Well, I’m not with the phans and I’m not with the whingers. I actually don’t regret going (though I didn’t pay, so I might have felt differently if I’d coughed up the £67.50 my seat cost) though I wouldn’t go again. The show’s the problem; the production is the reason to go.

The truth is there isn’t much of a story – SPOILER WATCH – Phantom goes to NYC and sets up a freak show – anonymously invites Christine over to sing  (she needs the money as she’s now married to a drunken aristocrat) – her son turns out to be the Phantom’s – she dies. It’s spun out for 2.5 hours with another one of Ben Elton’s pathetic books, undistinguished lyrics from Glenn Slater and another dose of ALW’s mushy pop-opera music.

BUT the production and performances really are good, so there’s stuff to look and wonder at and singing and acting to admire. I wasn’t impressed by Sierra Boggess (the title song was the lowspot of the evening for me) but was hugely impressed by the Phantom’s understudy, Tam Mutu. The boy – Harry Child at the performance I saw – was terrific. Summer Strallen almost steals the show with her quick-change-almost-strip number. A big talent like Joseph Milsom is rather wasted in the rather underwritten role of Raoul.

The orchestrations are great and the 27-piece orchestra really does sound good. There is some nice music, though not enough – but it’s a lot better than Woman In White. Bob Crowley’s design with Jon Driscoll’s projections, Scott Penrose’s special effects and Paule Constable’s lighting are highly effective.
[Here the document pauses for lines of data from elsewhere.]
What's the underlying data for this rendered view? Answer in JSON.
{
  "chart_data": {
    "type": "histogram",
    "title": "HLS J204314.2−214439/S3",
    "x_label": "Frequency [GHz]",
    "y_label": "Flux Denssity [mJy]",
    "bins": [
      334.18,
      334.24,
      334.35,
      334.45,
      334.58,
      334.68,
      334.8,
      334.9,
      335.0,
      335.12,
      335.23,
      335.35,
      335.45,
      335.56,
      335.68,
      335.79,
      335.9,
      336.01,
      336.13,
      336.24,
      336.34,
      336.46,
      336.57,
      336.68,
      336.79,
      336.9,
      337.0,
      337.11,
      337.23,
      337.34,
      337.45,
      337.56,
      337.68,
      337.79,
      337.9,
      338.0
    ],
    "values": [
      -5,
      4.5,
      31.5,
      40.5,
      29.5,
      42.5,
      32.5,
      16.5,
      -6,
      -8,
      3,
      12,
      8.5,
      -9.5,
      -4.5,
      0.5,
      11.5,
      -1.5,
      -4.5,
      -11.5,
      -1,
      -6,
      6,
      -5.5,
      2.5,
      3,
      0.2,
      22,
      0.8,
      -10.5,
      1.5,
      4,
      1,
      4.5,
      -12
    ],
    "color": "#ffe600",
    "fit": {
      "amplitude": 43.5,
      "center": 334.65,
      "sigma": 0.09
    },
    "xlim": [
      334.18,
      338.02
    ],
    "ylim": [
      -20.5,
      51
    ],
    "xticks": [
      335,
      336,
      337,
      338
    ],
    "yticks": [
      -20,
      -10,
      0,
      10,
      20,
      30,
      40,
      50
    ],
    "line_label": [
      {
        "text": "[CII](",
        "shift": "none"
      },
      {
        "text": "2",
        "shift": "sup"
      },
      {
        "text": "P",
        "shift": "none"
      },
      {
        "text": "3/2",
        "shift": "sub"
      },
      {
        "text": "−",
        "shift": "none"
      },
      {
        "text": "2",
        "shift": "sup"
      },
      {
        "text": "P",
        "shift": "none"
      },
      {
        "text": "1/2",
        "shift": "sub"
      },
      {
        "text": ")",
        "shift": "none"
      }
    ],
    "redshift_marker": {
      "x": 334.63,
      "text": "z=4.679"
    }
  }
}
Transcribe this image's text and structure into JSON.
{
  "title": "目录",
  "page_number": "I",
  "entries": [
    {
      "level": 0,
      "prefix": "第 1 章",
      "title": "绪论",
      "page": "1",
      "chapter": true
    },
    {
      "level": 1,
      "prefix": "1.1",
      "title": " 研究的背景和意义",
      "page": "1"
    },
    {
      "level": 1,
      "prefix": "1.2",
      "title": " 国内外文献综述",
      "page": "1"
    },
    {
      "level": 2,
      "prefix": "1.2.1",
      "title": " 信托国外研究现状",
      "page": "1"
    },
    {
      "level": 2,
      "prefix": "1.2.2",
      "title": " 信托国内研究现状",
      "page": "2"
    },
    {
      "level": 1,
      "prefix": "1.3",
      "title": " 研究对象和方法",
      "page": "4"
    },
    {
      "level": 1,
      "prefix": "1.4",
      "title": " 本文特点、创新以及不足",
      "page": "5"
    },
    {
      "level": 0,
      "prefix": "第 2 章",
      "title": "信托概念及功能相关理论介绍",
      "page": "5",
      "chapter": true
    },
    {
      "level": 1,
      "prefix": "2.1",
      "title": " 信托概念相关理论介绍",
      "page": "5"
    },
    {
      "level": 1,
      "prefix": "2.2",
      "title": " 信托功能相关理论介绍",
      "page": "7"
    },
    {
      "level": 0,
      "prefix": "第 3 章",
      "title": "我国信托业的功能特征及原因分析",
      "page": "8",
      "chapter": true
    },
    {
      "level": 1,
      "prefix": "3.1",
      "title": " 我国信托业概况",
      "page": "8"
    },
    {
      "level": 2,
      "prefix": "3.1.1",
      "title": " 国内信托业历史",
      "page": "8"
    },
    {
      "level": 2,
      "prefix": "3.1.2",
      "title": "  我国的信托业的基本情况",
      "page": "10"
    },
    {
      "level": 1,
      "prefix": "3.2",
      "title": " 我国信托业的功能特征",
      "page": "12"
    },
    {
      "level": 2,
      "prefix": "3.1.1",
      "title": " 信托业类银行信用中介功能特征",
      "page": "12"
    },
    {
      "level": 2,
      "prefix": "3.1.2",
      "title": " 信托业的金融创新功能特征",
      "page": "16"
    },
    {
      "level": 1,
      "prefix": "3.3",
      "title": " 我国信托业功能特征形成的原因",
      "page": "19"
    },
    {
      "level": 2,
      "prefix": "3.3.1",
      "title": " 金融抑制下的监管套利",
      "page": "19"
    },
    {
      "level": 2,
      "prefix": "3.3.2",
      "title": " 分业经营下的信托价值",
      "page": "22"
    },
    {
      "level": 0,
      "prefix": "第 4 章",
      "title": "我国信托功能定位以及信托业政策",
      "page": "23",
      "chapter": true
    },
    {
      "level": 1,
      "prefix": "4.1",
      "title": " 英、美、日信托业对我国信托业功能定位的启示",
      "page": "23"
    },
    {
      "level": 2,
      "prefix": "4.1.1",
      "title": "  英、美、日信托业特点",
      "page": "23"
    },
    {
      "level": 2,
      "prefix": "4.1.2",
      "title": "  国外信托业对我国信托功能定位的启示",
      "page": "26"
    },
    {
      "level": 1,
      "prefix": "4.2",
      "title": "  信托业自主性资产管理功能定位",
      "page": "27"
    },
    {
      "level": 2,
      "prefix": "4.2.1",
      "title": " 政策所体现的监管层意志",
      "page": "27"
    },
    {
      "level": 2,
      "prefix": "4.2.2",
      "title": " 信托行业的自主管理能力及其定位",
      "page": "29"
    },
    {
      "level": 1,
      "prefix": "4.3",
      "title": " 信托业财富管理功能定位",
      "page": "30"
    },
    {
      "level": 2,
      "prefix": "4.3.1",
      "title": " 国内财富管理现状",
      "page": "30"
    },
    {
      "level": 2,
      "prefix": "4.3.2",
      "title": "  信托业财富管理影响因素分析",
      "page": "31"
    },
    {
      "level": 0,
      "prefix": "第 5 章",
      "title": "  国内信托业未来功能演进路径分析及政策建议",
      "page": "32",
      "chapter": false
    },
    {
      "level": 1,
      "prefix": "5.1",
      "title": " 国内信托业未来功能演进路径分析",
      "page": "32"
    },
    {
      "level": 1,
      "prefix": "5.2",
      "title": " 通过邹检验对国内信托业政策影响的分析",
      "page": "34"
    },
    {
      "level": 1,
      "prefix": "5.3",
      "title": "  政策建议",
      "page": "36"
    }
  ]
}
The sound is amongst the best I’ve experienced in a musical. Director Jack O’Brien and choreographer Jerry Mitchell do their best with the material they’re given.

In the end, it proves yet again that ALW really does need a collaborator as good as Tim Rice; chairing a committee with Elton, Slater and Frederick Forsyth (!) just doesn’t produce a good show. So, a great production in search of a good show. You’re left to admire the talent on and off stage and in the orchestra pit.